By now you’ve heard that John Edwards finally has endorsed Barack Obama. Greg Sargent speculates why Edwards made the move now.
Clinton supporters still are arguing that Clinton’s support among white working-class voters makes her the stronger candidate in the fall. However, a recent Quinnipiac University survey says otherwise. Foon Rhee of The Boston Globe writes,
…both Clinton and Barack Obama lead presumptive Republican nominee John McCain nationally. Clinton leads 46 percent to 41 percent, with strong support from women and blacks. Obama leads 48 percent to 37 percent with strong backing from independents and blacks.
But while Clinton is trying to argue that she holds greater appeal to blue-collar voters essential to a Democratic victory in November, she and Obama face similar deficits among non-college-educated whites in the poll — McCain leads 48 percent to 41 percent over Clinton, and 46 percent to 39 percent over Obama.
And Clinton continues to have the lowest favorability rating. While 47 percent of voters have a favorable view of her, 44 percent have an unfavorable view.
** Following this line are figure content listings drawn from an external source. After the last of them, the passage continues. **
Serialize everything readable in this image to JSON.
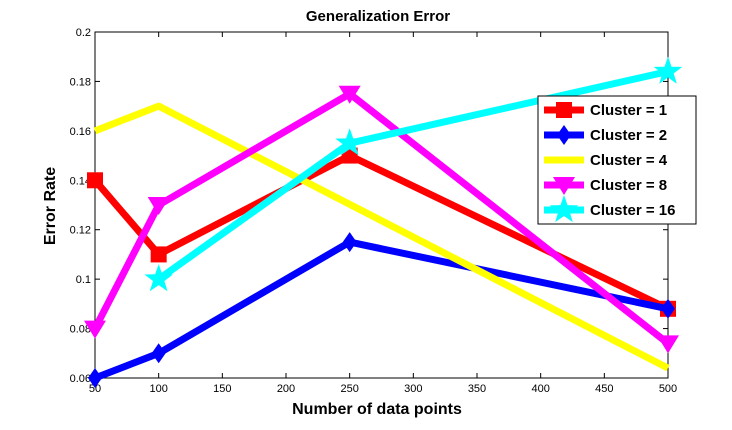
{
  "chart_data": {
    "type": "line",
    "title": "Generalization Error",
    "xlabel": "Number of data points",
    "ylabel": "Error Rate",
    "xlim": [
      50,
      500
    ],
    "ylim": [
      0.06,
      0.2
    ],
    "xticks": [
      50,
      100,
      150,
      200,
      250,
      300,
      350,
      400,
      450,
      500
    ],
    "xtick_labels": [
      "50",
      "100",
      "150",
      "200",
      "250",
      "300",
      "350",
      "400",
      "450",
      "500"
    ],
    "yticks": [
      0.06,
      0.08,
      0.1,
      0.12,
      0.14,
      0.16,
      0.18,
      0.2
    ],
    "ytick_labels": [
      "0.06",
      "0.08",
      "0.1",
      "0.12",
      "0.14",
      "0.16",
      "0.18",
      "0.2"
    ],
    "grid": false,
    "legend_position": "top-right",
    "series": [
      {
        "name": "Cluster = 1",
        "color": "#ff0000",
        "marker": "square",
        "x": [
          50,
          100,
          250,
          500
        ],
        "y": [
          0.14,
          0.11,
          0.15,
          0.088
        ]
      },
      {
        "name": "Cluster = 2",
        "color": "#0000ff",
        "marker": "diamond",
        "x": [
          50,
          100,
          250,
          500
        ],
        "y": [
          0.06,
          0.07,
          0.115,
          0.088
        ]
      },
      {
        "name": "Cluster = 4",
        "color": "#ffff00",
        "marker": "none",
        "x": [
          50,
          100,
          500
        ],
        "y": [
          0.16,
          0.17,
          0.064
        ]
      },
      {
        "name": "Cluster = 8",
        "color": "#ff00ff",
        "marker": "triangle-down",
        "x": [
          50,
          100,
          250,
          500
        ],
        "y": [
          0.08,
          0.13,
          0.175,
          0.074
        ]
      },
      {
        "name": "Cluster = 16",
        "color": "#00ffff",
        "marker": "star",
        "x": [
          100,
          250,
          500
        ],
        "y": [
          0.1,
          0.155,
          0.184
        ]
      }
    ]
  }
}
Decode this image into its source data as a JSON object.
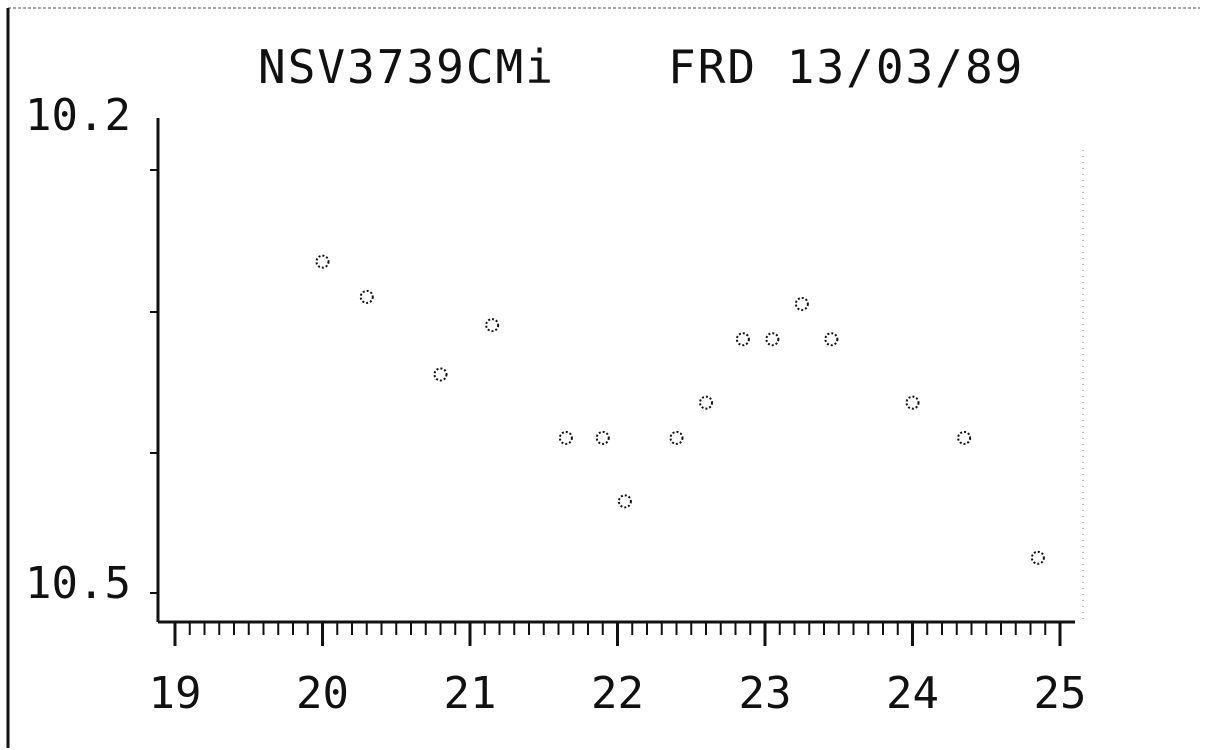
{
  "header": {
    "star_name": "NSV3739CMi",
    "observer_date": "FRD 13/03/89"
  },
  "chart_data": {
    "type": "scatter",
    "title": "",
    "xlabel": "",
    "ylabel": "",
    "xlim": [
      19,
      25
    ],
    "ylim": [
      10.2,
      10.5
    ],
    "y_inverted": true,
    "y_tick_labels": [
      "10.2",
      "10.5"
    ],
    "x_tick_labels": [
      "19",
      "20",
      "21",
      "22",
      "23",
      "24",
      "25"
    ],
    "grid": false,
    "points": [
      {
        "x": 20.0,
        "y": 10.265
      },
      {
        "x": 20.3,
        "y": 10.29
      },
      {
        "x": 20.8,
        "y": 10.345
      },
      {
        "x": 21.15,
        "y": 10.31
      },
      {
        "x": 21.65,
        "y": 10.39
      },
      {
        "x": 21.9,
        "y": 10.39
      },
      {
        "x": 22.05,
        "y": 10.435
      },
      {
        "x": 22.4,
        "y": 10.39
      },
      {
        "x": 22.6,
        "y": 10.365
      },
      {
        "x": 22.85,
        "y": 10.32
      },
      {
        "x": 23.05,
        "y": 10.32
      },
      {
        "x": 23.25,
        "y": 10.295
      },
      {
        "x": 23.45,
        "y": 10.32
      },
      {
        "x": 24.0,
        "y": 10.365
      },
      {
        "x": 24.35,
        "y": 10.39
      },
      {
        "x": 24.85,
        "y": 10.475
      }
    ]
  }
}
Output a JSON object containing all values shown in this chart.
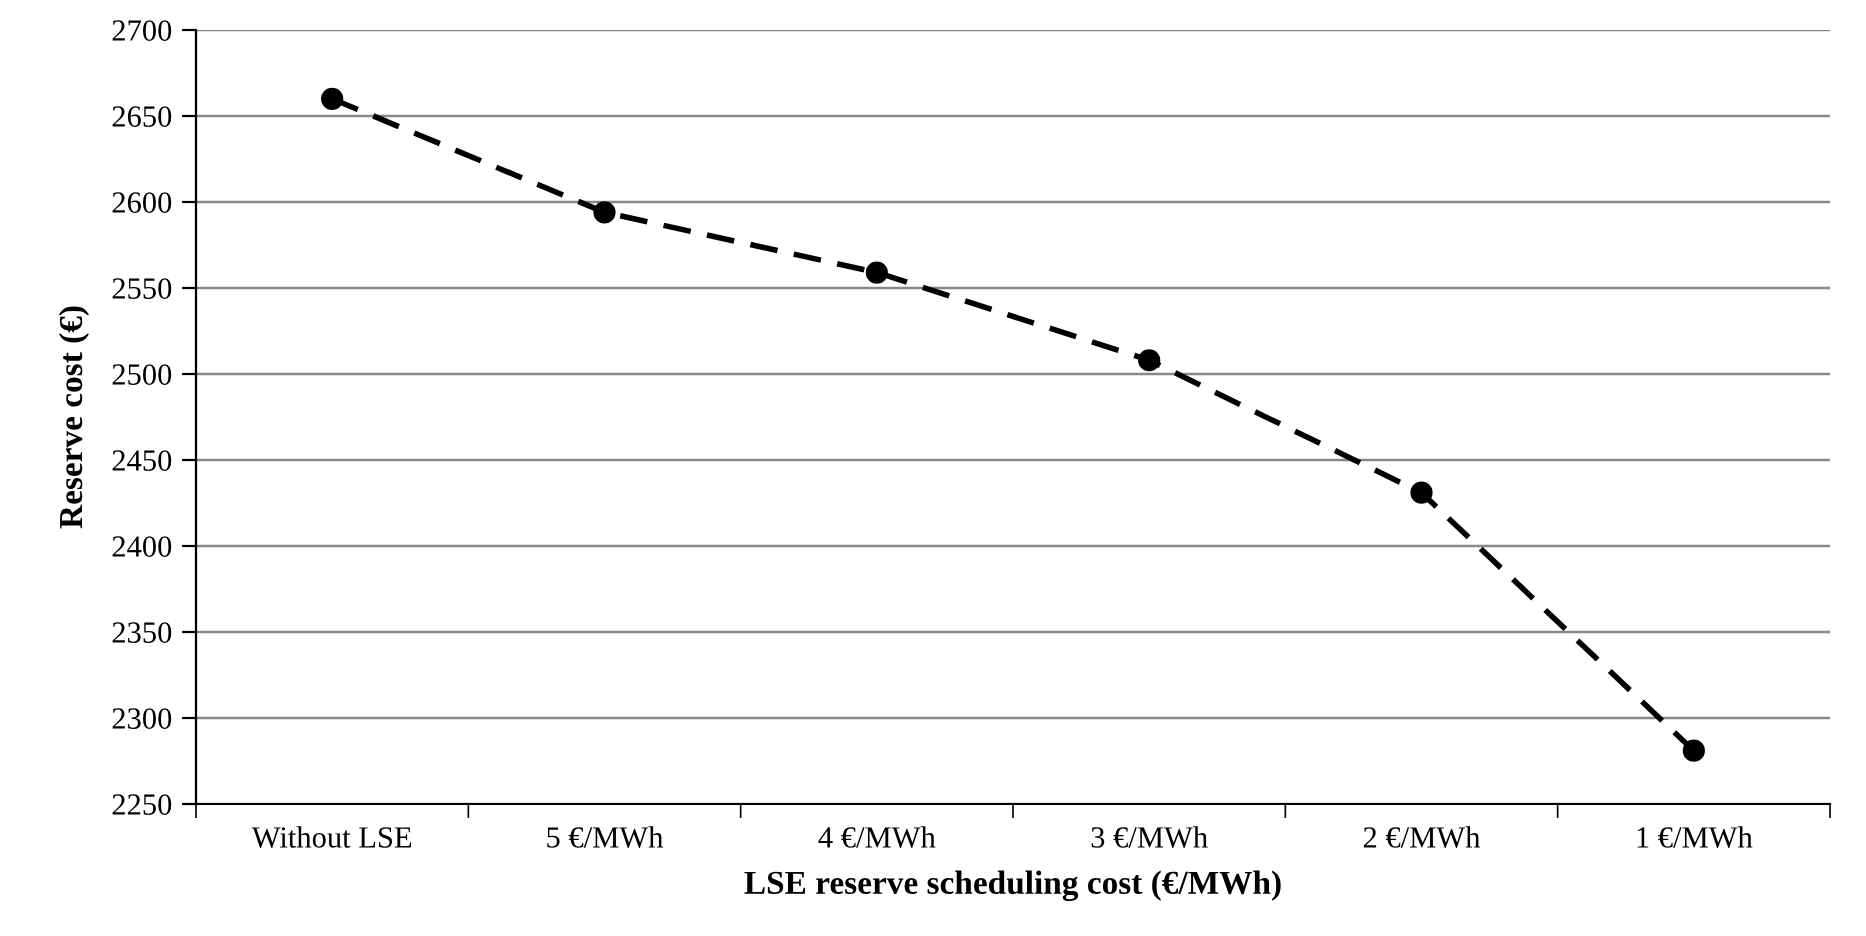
{
  "chart_data": {
    "type": "line",
    "xlabel": "LSE reserve scheduling cost (€/MWh)",
    "ylabel": "Reserve cost (€)",
    "categories": [
      "Without LSE",
      "5 €/MWh",
      "4 €/MWh",
      "3 €/MWh",
      "2 €/MWh",
      "1 €/MWh"
    ],
    "series": [
      {
        "color": "#000000",
        "values": [
          2660,
          2594,
          2559,
          2508,
          2431,
          2281
        ]
      }
    ],
    "ylim": [
      2250,
      2700
    ],
    "yticks": [
      2250,
      2300,
      2350,
      2400,
      2450,
      2500,
      2550,
      2600,
      2650,
      2700
    ],
    "grid": "y",
    "legend": false,
    "marker": "circle",
    "line_style": "dashed"
  }
}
Obama’s spread is 49 percent favorable to 43 percent unfavorable, and McCain’s is 45 percent favorable to 31 percent unfavorable.
This is just one poll, but it suggests that Clinton’s “advantage” among white working class voters is a mirage. And the mounting hysteria among some people that the Dems are doomed without the white, small-town, working-class voters seems odd to me, considering that Dems haven’t had those votes for a very long time. That they are suddenly so essential now seems a tad irrational.